News Release

Toothpicks and surgical swabs can wreak havoc in the gut when inadvertently swallowed or left behind after surgery

Peer-Reviewed Publication

BMJ

[Liver abscess caused by a toothpick and treated by laprascopic left hepatic resection: case report and literature review 2012 doi 10.1136/bcr-2012-006408] [Gossypiboma as an unusual cause of altered bowel habit 2012 doi 10.1136/bcr-2012-006316]

A woman developed severe blood poisoning (sepsis) and a liver abscess, after inadvertently swallowing a toothpick, which perforated her gullet and lodged in a lobe of her liver, reveals a case published in BMJ Case Reports.

Swallowing "foreign bodies" is relatively common, particularly among children, but the subsequent development of a liver abscess is rare, with the first recorded incident dating back to 1898, the authors point out.

But it has mostly been associated with inadvertently swallowing pins, nails, fish and chicken bones, rather than toothpicks.

Most foreign body mishaps don't do any damage unless they create an obstruction or chemical burn. But they can be difficult to deal with effectively, because they don't show up on conventional x-rays and symptoms are often non-specific and remote.

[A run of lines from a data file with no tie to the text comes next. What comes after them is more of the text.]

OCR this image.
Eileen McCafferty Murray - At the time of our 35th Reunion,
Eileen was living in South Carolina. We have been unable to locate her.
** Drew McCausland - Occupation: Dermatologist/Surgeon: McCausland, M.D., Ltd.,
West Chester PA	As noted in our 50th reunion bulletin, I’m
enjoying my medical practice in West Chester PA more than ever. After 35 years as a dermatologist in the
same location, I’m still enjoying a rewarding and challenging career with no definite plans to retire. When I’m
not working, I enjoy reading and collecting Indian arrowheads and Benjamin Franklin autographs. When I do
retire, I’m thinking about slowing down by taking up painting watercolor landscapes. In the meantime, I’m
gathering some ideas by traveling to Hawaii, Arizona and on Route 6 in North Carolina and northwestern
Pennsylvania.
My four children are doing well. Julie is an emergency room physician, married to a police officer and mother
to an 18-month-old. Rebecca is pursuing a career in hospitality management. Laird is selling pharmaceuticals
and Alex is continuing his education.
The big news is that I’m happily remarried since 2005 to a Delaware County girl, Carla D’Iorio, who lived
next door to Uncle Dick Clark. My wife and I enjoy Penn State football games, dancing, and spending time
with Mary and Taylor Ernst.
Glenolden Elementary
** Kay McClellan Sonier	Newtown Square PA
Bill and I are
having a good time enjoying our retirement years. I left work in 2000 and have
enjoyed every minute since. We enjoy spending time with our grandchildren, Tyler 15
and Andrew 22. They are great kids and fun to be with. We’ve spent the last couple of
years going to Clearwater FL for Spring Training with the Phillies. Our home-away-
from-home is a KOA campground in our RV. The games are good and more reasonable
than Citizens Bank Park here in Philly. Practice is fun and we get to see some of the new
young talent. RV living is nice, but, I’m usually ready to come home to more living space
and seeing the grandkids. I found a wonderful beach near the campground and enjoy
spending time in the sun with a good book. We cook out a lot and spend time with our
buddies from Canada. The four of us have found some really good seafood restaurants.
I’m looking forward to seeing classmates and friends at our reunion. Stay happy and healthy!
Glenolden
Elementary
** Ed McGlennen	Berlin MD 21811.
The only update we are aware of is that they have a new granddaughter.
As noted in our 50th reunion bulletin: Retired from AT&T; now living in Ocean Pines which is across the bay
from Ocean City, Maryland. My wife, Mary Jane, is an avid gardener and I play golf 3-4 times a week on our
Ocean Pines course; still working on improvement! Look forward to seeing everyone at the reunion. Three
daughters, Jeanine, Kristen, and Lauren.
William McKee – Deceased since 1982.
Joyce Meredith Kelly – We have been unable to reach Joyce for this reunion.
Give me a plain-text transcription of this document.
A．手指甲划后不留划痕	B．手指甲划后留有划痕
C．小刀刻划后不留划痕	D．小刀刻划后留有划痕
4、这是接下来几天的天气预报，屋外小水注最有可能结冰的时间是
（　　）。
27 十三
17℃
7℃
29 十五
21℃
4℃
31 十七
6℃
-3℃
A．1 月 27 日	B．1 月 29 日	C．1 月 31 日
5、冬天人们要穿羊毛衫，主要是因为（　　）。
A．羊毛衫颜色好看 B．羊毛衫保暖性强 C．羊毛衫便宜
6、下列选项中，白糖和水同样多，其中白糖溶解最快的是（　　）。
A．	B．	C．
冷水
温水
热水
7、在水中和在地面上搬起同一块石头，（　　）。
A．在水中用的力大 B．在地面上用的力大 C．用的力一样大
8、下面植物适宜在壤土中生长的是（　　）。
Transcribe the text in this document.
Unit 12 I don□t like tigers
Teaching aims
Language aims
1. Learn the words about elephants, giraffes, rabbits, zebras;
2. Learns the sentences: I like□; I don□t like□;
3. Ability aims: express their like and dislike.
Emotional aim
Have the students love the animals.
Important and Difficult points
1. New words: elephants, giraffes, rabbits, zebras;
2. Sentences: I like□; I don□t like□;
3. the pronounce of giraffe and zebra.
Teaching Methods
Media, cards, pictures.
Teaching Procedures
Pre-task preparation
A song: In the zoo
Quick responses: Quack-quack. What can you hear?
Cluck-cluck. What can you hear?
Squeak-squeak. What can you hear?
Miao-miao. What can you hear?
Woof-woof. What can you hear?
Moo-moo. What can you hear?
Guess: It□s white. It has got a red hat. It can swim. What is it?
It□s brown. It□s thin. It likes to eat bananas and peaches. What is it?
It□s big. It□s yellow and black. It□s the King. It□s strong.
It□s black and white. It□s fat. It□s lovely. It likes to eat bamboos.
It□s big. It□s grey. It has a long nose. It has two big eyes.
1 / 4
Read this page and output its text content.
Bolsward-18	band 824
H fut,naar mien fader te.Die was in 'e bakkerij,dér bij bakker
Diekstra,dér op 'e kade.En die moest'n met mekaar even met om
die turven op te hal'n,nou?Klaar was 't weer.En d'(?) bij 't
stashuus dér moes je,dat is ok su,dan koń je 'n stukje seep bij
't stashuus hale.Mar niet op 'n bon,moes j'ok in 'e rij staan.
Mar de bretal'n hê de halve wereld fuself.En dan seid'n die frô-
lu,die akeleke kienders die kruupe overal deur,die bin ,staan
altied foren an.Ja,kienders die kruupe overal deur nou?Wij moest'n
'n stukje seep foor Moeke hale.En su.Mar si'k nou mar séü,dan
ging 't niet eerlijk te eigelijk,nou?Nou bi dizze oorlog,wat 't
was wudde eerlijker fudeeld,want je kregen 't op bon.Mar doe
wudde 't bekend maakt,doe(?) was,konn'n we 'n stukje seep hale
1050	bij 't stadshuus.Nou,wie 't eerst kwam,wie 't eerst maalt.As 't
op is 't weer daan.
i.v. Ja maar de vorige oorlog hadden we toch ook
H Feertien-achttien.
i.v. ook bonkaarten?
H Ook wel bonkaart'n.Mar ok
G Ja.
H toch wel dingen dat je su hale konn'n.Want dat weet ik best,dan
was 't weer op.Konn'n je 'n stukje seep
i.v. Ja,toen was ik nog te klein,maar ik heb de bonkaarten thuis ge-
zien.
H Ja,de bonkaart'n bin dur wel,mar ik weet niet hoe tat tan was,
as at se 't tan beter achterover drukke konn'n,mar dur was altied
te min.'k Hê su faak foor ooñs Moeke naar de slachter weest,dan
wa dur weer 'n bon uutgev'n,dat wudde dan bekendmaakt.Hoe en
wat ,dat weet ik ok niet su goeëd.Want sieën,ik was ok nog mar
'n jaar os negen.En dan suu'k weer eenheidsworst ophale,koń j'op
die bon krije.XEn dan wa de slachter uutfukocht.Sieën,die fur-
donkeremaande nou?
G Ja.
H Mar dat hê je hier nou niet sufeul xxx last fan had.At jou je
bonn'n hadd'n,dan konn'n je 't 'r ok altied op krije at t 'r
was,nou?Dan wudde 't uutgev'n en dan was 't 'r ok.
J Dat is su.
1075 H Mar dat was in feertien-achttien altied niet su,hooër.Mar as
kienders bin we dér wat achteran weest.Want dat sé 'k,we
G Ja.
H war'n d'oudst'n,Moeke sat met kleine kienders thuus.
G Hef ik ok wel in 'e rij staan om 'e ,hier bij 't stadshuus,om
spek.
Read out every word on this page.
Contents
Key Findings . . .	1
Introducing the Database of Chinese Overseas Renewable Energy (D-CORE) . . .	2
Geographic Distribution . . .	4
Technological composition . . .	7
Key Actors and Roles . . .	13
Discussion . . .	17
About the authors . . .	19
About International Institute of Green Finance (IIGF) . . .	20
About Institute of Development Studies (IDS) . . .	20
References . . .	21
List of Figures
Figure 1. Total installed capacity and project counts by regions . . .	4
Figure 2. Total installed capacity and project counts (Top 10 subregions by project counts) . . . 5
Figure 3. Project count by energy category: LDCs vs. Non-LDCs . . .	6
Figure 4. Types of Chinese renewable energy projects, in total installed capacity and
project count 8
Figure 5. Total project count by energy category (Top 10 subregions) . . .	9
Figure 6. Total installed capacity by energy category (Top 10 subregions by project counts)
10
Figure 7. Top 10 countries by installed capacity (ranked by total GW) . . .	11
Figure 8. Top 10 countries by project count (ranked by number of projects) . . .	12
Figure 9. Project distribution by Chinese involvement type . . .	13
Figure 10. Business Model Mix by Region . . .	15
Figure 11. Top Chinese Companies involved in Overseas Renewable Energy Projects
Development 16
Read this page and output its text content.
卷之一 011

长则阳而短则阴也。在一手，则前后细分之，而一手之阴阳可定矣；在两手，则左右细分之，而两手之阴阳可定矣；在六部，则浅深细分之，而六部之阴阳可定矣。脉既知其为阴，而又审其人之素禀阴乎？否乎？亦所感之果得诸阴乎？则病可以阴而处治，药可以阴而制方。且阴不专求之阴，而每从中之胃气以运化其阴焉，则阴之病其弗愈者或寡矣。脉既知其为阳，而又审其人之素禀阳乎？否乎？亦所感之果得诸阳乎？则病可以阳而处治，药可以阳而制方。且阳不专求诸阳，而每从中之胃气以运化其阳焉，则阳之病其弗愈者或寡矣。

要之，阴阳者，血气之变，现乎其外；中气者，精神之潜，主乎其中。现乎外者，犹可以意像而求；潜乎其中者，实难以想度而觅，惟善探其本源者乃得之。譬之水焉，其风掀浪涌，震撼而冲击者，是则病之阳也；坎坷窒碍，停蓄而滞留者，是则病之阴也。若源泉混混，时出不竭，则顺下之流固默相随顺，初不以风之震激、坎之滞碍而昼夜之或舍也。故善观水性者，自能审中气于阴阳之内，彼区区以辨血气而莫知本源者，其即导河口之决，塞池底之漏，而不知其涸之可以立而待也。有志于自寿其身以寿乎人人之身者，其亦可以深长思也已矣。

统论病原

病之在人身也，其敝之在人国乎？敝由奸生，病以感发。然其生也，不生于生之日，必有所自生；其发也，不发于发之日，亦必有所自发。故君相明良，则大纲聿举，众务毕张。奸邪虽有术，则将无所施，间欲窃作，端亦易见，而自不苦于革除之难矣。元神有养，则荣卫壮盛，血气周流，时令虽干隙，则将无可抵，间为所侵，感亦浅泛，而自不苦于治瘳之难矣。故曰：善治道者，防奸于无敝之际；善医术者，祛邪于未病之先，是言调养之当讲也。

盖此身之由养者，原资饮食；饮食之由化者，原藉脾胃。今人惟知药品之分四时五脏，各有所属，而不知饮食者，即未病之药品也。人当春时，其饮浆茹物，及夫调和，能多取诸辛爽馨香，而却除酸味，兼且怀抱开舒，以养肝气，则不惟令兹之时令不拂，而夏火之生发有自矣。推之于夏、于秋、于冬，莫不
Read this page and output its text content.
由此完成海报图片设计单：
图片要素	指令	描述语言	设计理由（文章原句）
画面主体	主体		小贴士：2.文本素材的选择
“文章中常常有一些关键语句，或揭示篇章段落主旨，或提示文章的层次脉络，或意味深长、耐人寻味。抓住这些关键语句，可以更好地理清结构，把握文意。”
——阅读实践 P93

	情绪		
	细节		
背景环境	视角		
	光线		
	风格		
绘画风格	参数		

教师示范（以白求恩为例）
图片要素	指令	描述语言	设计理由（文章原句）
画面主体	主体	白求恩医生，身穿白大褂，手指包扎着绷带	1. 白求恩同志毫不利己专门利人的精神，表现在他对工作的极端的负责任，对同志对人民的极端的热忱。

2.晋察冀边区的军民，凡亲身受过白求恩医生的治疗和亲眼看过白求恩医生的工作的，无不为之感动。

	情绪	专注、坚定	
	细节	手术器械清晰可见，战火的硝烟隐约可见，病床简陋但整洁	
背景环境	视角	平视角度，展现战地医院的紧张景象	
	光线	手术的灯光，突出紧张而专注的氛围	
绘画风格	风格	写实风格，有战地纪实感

In this particular case the woman was admitted to hospital with generalised gut pain and fever, accompanied by nausea, vomiting, and low blood pressure.

An abdominal ultrasound scan revealed a liver abscess and the presence of a toothpick lodged in her liver. She subsequently developed breathing difficulties and systemic infection as a result of blood poisoning and had to be admitted to intensive care.

After extensive treatment with antibiotics she recovered, and the toothpick was removed using keyhole surgery, after which all her symptoms cleared.

In another case on a similar theme in BMJ Case Reports, a surgical swab left inside the abdomen after surgery to correct a prolapsed womb, only came to light when the patient experienced persistent changes in her normal bowel habit.

The swab, which was boring its way into the rectum, was clearly visible on a CT scan. Removal of the swab resolved her symptoms.

Accidentally leaving a swab inside a patient's body is sufficiently common—1 in every 1500 abdominal procedures—to have its own name: gossypiboma, derived from the Latin for cotton, gossypium, and the Swahili word boma, meaning place of concealment.

These two cases add to that of the woman who swallowed a biro, which still worked when it was removed after 25 years, and comprise an international online collection of case reports that now tops 4000.